General obesity and central obesity are not protective against any fracture, VF and HF in postmenopausal women with osteopenia or osteoporosis.
我们旨在研究基于骨密度分层的绝经后妇女身体成分与骨折风险的相关性。
本研究使用国家过渡年龄段筛查计划数据库进行了一项基于人群的队列研究,纳入年龄为 66 岁的女性。骨密度分为正常、骨量减少和骨质疏松。以下是一般肥胖的身体质量指数(BMI)分类:体重不足(<18.5)、正常(18.5-22.9)、超重(23-24.9)、肥胖(25-29.9)和严重肥胖(≥30 kg/m2)。用于评估中心性肥胖的腰围(WC)分为 5 组。根据 ICD-10 编码,将随访期间新诊断的骨折定义为主要结局。

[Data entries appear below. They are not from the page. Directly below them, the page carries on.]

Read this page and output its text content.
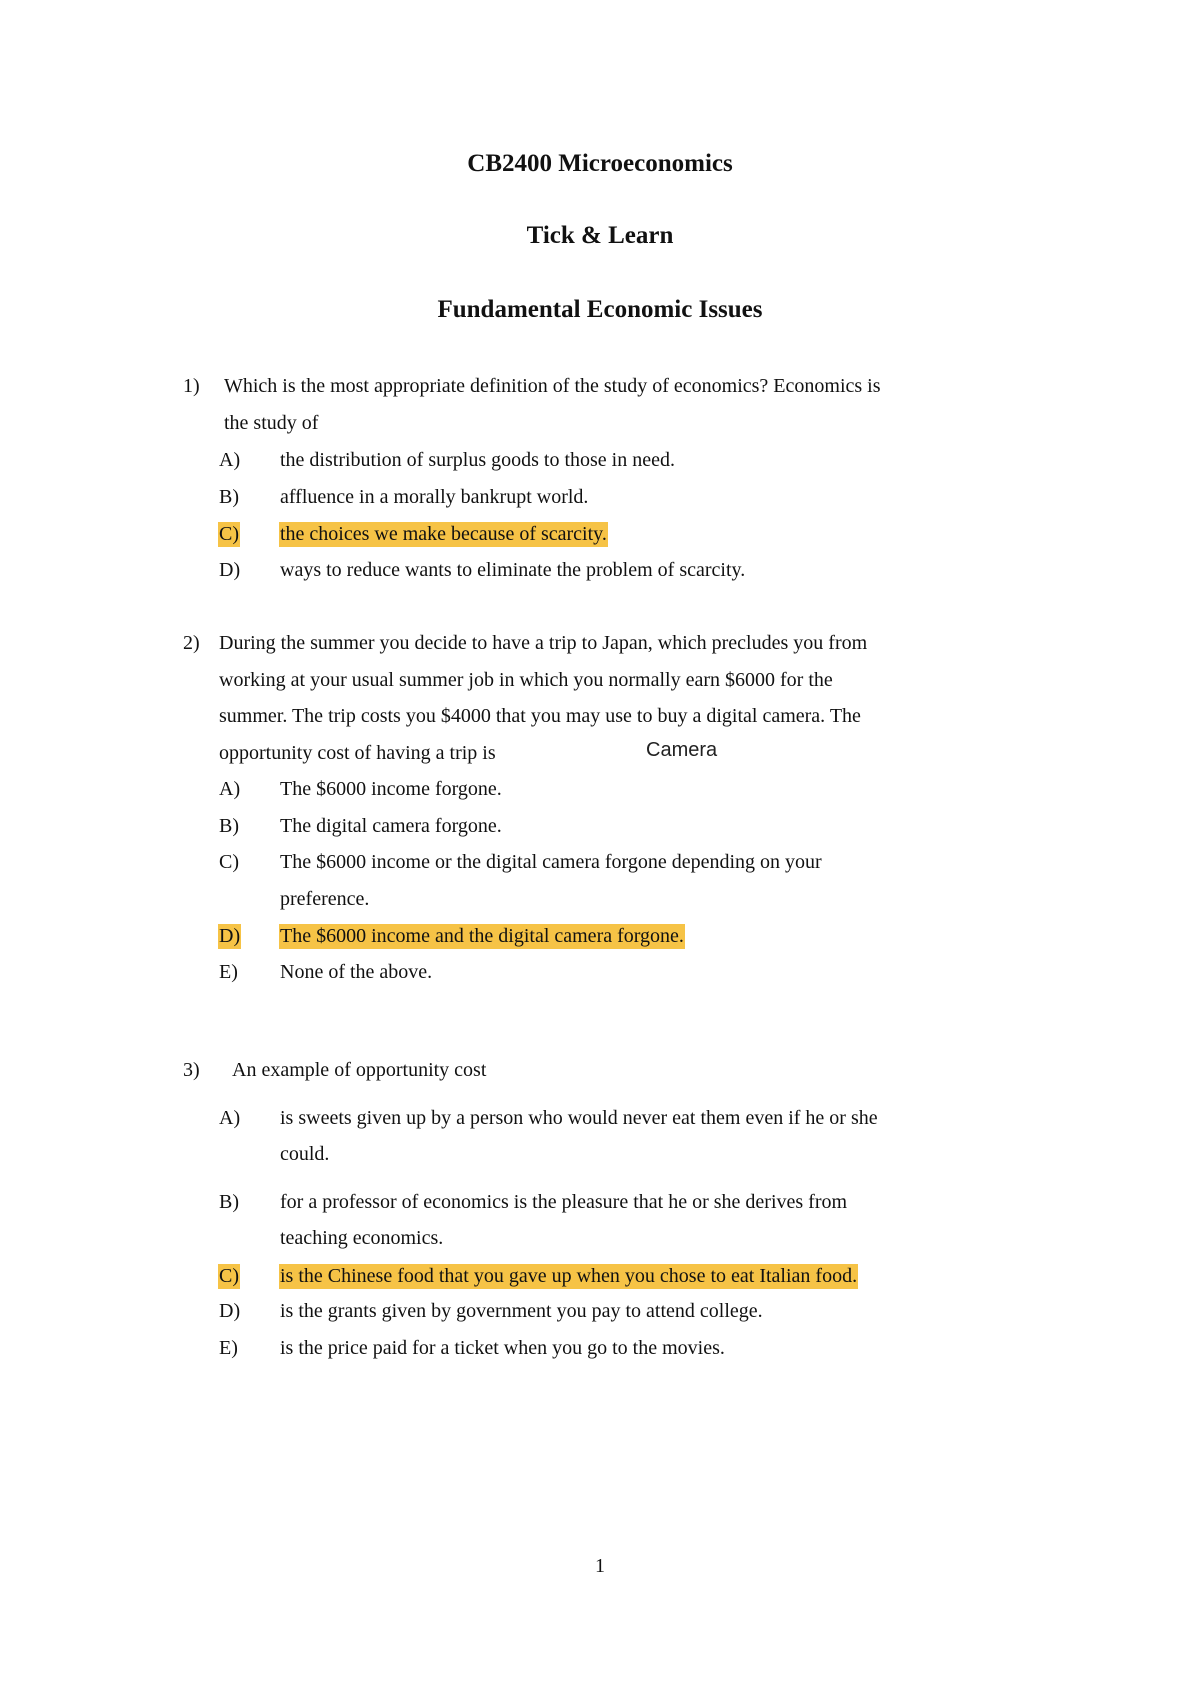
CB2400 Microeconomics
Tick & Learn
Fundamental Economic Issues
1) Which is the most appropriate definition of the study of economics? Economics is
the study of
A) the distribution of surplus goods to those in need.
B) affluence in a morally bankrupt world.
C) the choices we make because of scarcity.
D) ways to reduce wants to eliminate the problem of scarcity.
2) During the summer you decide to have a trip to Japan, which precludes you from
working at your usual summer job in which you normally earn $6000 for the
summer. The trip costs you $4000 that you may use to buy a digital camera. The
opportunity cost of having a trip is	Camera
A) The $6000 income forgone.
B) The digital camera forgone.
C) The $6000 income or the digital camera forgone depending on your
preference.
D) The $6000 income and the digital camera forgone.
E) None of the above.
3) An example of opportunity cost
A) is sweets given up by a person who would never eat them even if he or she
could.
B) for a professor of economics is the pleasure that he or she derives from
teaching economics.
C) is the Chinese food that you gave up when you chose to eat Italian food.
D) is the grants given by government you pay to attend college.
E) is the price paid for a ticket when you go to the movies.
1
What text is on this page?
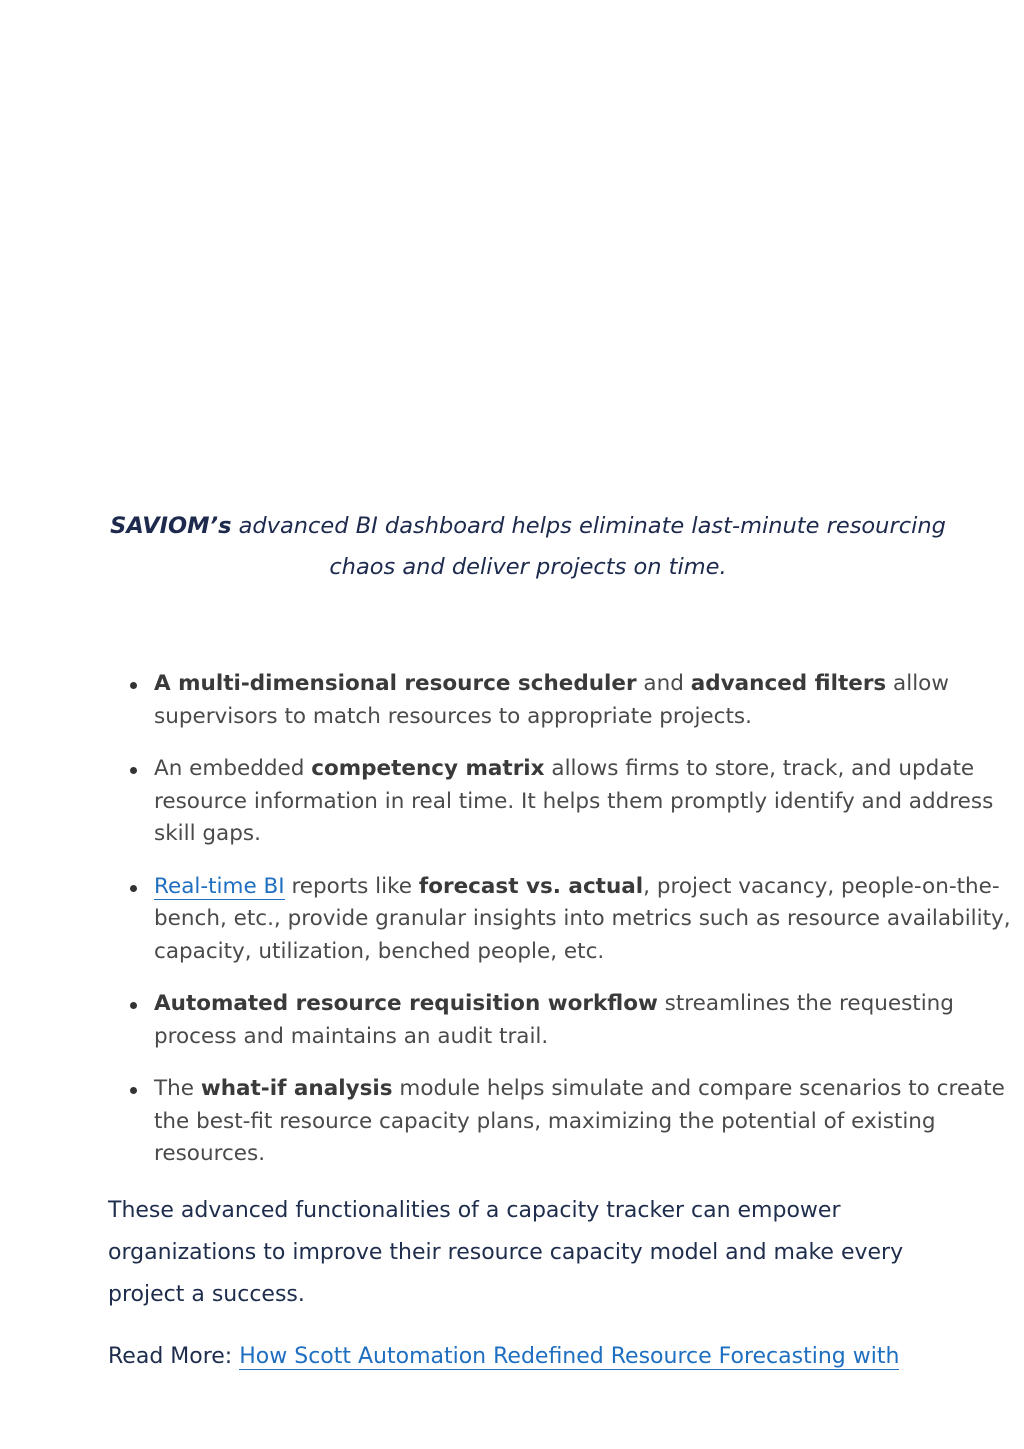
SAVIOM’s advanced BI dashboard helps eliminate last-minute resourcing chaos and deliver projects on time.

A multi-dimensional resource scheduler and advanced filters allow supervisors to match resources to appropriate projects.
An embedded competency matrix allows firms to store, track, and update resource information in real time. It helps them promptly identify and address skill gaps.
Real-time BI reports like forecast vs. actual, project vacancy, people-on-the-bench, etc., provide granular insights into metrics such as resource availability, capacity, utilization, benched people, etc.
Automated resource requisition workflow streamlines the requesting process and maintains an audit trail.
The what-if analysis module helps simulate and compare scenarios to create the best-fit resource capacity plans, maximizing the potential of existing resources.

These advanced functionalities of a capacity tracker can empower organizations to improve their resource capacity model and make every project a success.

Read More: How Scott Automation Redefined Resource Forecasting with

在 7.7±1.4 年的随访期间,41672(17.9%)名参与者发生了任何部位骨折,20326(8.7%)名参与者发生了椎体骨折(VF),2883(1.2%)名参与者发生了髋部骨折(HF)。在骨量减少和骨质疏松的个体中,随着 BMI 和 WC 分类的升高,任何骨折的调整后的危险比(aHR)呈逐渐升高趋势。对于 VF,骨质疏松症的严重肥胖个体的 aHR 最高(aHR[95%CI],3.45[2.99-3.97]),骨质疏松症和 WC≥95cm 的个体的 aHR 最高(4.79[4.09-5.60])。骨质疏松症骨量减少和骨质疏松症个体的 aHR[95%CI]最高,分别为 1.94[1.16-3.27]和 2.96[2.15-4.10]。在 WC≥95cm 的中心性肥胖个体中,HF 的 aHR[95%CI]为 2.80[1.91-4.91]。
一般肥胖和中心性肥胖并不能预防绝经后妇女骨量减少或骨质疏松症患者发生任何部位骨折、VF 和 HF。